I’m writing a book. Well, sorta. I’m “co-authoring” a book. Mostly. Right now I’m most comfortable saying I’m helping my co-worker David write a book. Maybe someday I’ll settle into the title of co-author but for now I’m “helping.”

David’s already written one book — Homesteading Space: The Skylab Story — with astronauts Owen Garriott and Joe Kerwin. The Skylab book (and the book I’ll be helping with) are part of the Outward Odyssey book series, which is chronicling the history of human spaceflight. This next book is about the early years of the shuttle program.

The funny thing is that I almost missed this opportunity. David first asked me about co-authoring the shuttle book a long time ago. A year? Two? I forget. I mostly thought he was joking, or perhaps just asking to be nice, so I gave it no serious thought. I said a polite “thanks but no thanks.” The truth was I felt ill-equipped for such a project. I was still very new to this whole NASA thing and extremely uncertain about my abilities to write about NASA stuff for work much less help craft an entire book on the subject. And I don’t write books. I write articles, that while sometimes run a little long, are not quite the same in length, depth or style as a book. So even if I had taken David seriously I don’t think I could’ve said yes then.

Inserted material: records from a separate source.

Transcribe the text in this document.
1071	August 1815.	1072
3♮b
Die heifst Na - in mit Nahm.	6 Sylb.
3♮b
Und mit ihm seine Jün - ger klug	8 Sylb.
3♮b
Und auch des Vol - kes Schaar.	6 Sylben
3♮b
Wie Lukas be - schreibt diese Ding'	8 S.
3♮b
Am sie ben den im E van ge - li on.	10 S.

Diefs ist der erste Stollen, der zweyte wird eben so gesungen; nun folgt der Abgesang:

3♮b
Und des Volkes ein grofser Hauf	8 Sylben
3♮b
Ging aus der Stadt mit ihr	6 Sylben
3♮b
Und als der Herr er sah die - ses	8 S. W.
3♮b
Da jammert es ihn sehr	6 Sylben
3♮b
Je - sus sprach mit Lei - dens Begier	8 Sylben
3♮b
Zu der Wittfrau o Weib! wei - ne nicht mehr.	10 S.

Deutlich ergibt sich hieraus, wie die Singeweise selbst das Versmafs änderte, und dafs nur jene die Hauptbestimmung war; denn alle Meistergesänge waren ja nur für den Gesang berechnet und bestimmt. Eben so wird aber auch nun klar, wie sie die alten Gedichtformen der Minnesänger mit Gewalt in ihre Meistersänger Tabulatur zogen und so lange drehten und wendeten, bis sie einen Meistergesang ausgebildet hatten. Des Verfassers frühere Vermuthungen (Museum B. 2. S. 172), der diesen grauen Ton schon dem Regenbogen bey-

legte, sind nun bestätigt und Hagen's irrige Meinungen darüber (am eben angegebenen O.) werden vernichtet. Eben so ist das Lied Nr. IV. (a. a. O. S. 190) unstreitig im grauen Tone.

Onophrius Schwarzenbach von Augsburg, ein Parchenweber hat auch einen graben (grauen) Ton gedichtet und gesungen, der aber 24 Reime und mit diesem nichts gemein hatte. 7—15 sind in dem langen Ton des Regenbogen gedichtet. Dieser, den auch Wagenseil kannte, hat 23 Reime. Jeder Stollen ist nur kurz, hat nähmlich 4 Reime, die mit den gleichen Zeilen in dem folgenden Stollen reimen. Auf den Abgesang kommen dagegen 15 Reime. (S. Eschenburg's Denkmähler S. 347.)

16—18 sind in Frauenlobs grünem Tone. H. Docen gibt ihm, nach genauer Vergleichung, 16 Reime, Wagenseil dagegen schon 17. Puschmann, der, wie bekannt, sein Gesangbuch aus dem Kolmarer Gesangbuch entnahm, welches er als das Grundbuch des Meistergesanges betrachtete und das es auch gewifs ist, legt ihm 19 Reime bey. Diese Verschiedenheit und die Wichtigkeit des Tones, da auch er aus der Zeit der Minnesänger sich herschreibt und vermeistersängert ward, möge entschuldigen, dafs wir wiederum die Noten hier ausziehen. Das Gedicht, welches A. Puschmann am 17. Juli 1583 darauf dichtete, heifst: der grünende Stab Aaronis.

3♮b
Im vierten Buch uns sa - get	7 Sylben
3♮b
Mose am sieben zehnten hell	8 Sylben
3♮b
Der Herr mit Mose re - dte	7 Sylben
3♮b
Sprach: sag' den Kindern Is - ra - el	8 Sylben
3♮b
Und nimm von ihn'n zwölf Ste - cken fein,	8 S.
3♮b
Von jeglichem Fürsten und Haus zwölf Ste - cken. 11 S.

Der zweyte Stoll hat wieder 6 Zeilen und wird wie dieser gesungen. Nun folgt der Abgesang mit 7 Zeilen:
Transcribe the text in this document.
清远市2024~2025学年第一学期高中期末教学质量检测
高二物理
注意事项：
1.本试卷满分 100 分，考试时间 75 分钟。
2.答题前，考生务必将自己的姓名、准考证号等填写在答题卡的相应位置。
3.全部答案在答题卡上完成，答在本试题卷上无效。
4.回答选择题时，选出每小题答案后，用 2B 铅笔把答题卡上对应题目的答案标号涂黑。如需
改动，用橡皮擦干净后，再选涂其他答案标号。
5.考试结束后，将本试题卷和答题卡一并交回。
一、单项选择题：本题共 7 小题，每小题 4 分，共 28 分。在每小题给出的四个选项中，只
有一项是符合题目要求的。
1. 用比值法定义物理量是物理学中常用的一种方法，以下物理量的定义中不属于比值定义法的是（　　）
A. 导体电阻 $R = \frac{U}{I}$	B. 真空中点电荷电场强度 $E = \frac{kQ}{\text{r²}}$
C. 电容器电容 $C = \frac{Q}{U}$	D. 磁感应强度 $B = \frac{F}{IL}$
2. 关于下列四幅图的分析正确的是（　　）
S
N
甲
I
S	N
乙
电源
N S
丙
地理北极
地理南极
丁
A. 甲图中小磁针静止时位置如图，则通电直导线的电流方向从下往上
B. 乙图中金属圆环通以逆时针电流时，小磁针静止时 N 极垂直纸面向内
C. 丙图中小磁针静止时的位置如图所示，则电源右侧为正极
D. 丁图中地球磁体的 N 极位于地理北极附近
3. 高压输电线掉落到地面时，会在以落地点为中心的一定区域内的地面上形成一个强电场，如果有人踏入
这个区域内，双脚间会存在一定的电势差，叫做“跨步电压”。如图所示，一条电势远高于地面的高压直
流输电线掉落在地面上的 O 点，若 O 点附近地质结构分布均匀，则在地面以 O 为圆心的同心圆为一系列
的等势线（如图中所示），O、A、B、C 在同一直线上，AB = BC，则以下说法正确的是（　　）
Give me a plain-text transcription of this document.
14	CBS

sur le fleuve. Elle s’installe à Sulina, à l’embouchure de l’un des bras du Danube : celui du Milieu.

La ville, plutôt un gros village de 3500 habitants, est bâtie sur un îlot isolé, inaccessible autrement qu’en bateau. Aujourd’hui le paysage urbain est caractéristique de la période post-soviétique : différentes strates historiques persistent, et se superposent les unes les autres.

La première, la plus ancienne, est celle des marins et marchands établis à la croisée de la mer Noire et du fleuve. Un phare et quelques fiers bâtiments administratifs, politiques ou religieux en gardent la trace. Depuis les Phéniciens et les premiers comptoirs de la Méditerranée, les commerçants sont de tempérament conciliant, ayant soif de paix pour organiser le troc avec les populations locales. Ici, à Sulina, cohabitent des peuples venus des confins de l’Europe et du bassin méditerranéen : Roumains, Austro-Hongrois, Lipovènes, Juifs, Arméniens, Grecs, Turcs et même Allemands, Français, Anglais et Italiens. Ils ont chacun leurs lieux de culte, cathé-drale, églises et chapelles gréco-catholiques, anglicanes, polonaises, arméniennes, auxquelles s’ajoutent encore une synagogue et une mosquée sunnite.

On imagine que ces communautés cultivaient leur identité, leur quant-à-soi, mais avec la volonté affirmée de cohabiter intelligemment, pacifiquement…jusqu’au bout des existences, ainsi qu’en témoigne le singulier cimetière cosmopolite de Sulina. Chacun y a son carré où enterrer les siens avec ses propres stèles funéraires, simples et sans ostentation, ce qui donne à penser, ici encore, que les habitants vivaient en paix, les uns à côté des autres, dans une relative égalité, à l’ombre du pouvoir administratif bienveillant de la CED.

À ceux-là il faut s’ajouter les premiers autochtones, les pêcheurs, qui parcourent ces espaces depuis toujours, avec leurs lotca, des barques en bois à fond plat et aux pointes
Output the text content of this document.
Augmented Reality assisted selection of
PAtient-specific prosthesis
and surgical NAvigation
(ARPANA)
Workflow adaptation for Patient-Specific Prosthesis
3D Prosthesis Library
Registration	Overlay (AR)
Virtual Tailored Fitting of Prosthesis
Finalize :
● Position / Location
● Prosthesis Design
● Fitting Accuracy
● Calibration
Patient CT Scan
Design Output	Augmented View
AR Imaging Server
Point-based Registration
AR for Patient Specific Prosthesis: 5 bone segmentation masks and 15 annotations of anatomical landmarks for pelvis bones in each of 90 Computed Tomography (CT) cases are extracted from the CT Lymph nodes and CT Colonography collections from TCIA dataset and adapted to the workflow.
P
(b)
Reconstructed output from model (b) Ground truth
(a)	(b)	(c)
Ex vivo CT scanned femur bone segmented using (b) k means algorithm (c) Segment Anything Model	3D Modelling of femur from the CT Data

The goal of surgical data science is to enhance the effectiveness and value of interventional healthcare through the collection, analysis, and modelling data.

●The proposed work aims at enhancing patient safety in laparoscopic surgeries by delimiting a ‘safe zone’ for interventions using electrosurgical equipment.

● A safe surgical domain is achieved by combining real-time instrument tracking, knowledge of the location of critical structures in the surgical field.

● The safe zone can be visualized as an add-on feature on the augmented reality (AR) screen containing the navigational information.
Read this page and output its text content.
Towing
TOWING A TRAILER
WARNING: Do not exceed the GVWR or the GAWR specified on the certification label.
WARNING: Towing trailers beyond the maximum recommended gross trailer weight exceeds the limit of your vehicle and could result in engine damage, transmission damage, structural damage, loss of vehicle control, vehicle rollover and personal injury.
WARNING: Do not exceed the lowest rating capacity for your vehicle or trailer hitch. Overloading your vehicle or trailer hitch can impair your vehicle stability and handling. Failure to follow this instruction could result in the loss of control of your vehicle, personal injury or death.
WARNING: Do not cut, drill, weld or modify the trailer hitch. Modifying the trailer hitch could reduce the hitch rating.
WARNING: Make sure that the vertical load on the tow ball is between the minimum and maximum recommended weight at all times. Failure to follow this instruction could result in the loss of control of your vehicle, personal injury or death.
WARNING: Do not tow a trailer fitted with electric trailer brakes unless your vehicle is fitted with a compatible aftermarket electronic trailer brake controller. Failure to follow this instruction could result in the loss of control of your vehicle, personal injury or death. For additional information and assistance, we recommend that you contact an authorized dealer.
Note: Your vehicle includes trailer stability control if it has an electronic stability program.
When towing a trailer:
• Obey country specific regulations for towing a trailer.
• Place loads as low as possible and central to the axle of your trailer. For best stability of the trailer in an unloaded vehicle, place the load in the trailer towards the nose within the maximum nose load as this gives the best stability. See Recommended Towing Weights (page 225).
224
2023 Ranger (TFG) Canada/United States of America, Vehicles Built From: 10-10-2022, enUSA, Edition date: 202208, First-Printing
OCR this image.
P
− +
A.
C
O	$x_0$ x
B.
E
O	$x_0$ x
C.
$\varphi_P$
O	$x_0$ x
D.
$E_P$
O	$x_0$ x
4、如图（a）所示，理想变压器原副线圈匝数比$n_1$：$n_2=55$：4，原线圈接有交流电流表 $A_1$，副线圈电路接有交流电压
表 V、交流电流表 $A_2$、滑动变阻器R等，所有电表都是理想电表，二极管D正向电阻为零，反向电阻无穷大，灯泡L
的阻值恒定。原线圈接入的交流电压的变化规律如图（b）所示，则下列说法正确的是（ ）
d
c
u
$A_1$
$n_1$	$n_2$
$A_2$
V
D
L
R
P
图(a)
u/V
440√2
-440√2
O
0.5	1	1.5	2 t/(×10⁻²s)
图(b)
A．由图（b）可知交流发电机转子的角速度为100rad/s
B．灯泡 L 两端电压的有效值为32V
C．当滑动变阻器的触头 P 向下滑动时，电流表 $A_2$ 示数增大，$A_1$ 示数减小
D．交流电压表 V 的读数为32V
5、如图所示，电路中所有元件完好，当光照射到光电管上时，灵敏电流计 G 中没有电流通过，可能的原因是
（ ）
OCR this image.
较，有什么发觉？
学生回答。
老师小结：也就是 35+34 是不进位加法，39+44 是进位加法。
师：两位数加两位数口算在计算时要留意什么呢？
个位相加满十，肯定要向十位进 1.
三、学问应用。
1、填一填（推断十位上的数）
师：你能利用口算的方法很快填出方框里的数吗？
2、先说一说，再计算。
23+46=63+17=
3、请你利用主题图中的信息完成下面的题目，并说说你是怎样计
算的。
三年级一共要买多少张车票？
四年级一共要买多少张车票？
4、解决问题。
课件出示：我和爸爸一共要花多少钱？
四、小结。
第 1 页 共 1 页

Fast forward to a few months ago — I felt pangs of regret over not having taken him seriously and not having at least given it honest consideration. When David would mention progress on the book I’d be sad. I mean, I was happy for him, but sad for me because yeah, I kinda wish my pride and my doubt hadn’t stood in the way of such an opportunity. Opportunities don’t come around like that every day.

I even found myself talking to God about it, feeling Him convicting me for not having taken Him up on a blessing He was trying to give me. There wasn’t much I could do about it at that point — another co-author had been chosen — so the best I could do was resolve to be more open-minded next time God opened a door and not try to rely on my own understanding or my own abilities but the confidence He has in me to give me such blessings. I figured at this point, that best I could hope for, would be to learn my lesson and next time such a knock came I’d be ready.

I had no idea next time would come so soon or that next time would be the same opportunity. But a few months ago David asked again, and this time it was no joke. I was astonished that God had been working on me about this for months, in what I thought was preparing me for “the next time,” when, how awesome is He, that He was working on me so I’d be ready for my second chance. I didn’t take it lightly because even doing 50 percent of the work is a major commitment. I prayed over it, talked to John, asked my mom to pray over it for me, and asked for peace.

And when all of those checked out I said yes.

It’s going to be an incredible amount of work — the first draft is due in six months — and I’m still totally incapable. But I’m excited. I’m a little scared. I probably don’t fully understand what I’ve gotten myself into. But I’m in it. And I’m grateful.